State representative Tony Sertich, a Democrat from Chisholm and a co-author of the bill, noted that he was a Senate intern a decade ago when the first proposals for a new ballpark were heard.

"We're still discussing the same issue, and that's long enough without any resolution," Rep. Sertich said. "This is a real quality of life issue for Minnesota. I'm not going to say this is a more important issue than health care or education, but our job as state legislators is to deal with all issues."

Officials from the Twins, Major League Baseball, and ballpark architect HOK detailed some of the plans for the ballpark, which would be open to the sometimes-harsh Minnesota elements, but would feature creature comforts designed to give fans places to stay warm during cool spring and fall weather. The ballpark would have amenities to shield fans from the sun and the wind in the upper deck and would have heated concourses and club areas.

Twins president Dave St. Peter noted that the ballpark would have just 12,000 upper-deck seats -- the smallest number of any current big-league stadium -- and would have 12,000 seats between first and third base, which is double the number of seats in that area of the Metrodome.

Earl Santee, a representative from Kansas City-based HOK, said the plan is for an urban, pedestrian-oriented ballpark that will allow residents of downtown high-rises to see the on-field action during games.
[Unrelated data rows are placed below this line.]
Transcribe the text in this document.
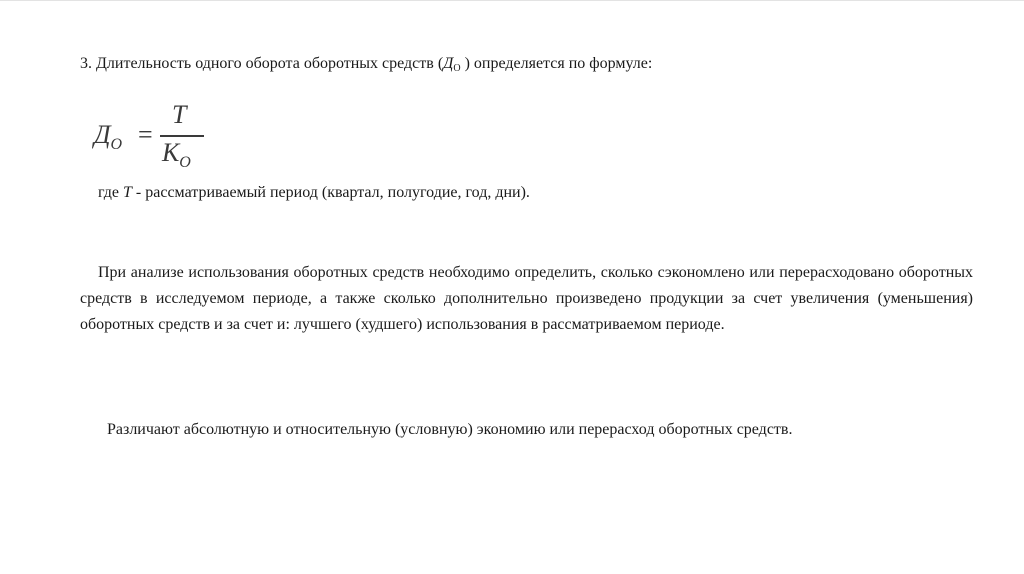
3. Длительность одного оборота оборотных средств ($Д_О$ ) определяется по формуле:
$Д_О$ =
Т
$К_О$
где Т - рассматриваемый период (квартал, полугодие, год, дни).
При анализе использования оборотных средств необходимо определить, сколько сэкономлено или перерасходовано оборотных средств в исследуемом периоде, а также сколько дополнительно произведено продукции за счет увеличения (уменьшения) оборотных средств и за счет и: лучшего (худшего) использования в рассматриваемом периоде.
Различают абсолютную и относительную (условную) экономию или перерасход оборотных средств.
HOK, which designed the Xcel Energy Center in St. Paul, home of the NHL's Minnesota Wild, is incorporating some of that building's more popular features -- such as open, spacious concourses -- into its ballpark plan.

Hockey was also mentioned by state representative Neil Peterson, a Republican from Bloomington and a co-author of the ballpark bill. Peterson recalled the early 1990s, when the NHL's Minnesota North Stars came to the city and state looking for $10 million in improvements to their Bloomington arena, the Met Center. After their request for improvements was denied, team owner Norm Green moved the Stars to Dallas, and state and local officials in Minnesota spent hundreds of millions to get a new team.

"I was mayor of Bloomington when the North Stars were looking for some help so they wouldn't have to move," he said. "I didn't do it, and I was wrong. I don't want us to make the same mistake again."

Officials from Hennepin County, who have come under fire from ballpark opponents who say the proposal should be put to a vote via referendum, made it clear that attaching a referendum requirement to the bill would cause insurmountable troubles.

"If it requires a referendum, the ballpark will not be built," said Mike Opat, a Hennepin County Commissioner.

After more than three hours of testimony on Wednesday night, no vote was taken on the bill. State representative Phil Krinkie, the Republican from Lino Lakes who chairs the committee, will hold another hearing at a Bloomington elementary school on Thursday evening where more public testimony from ballpark supporters and opponents will be heard.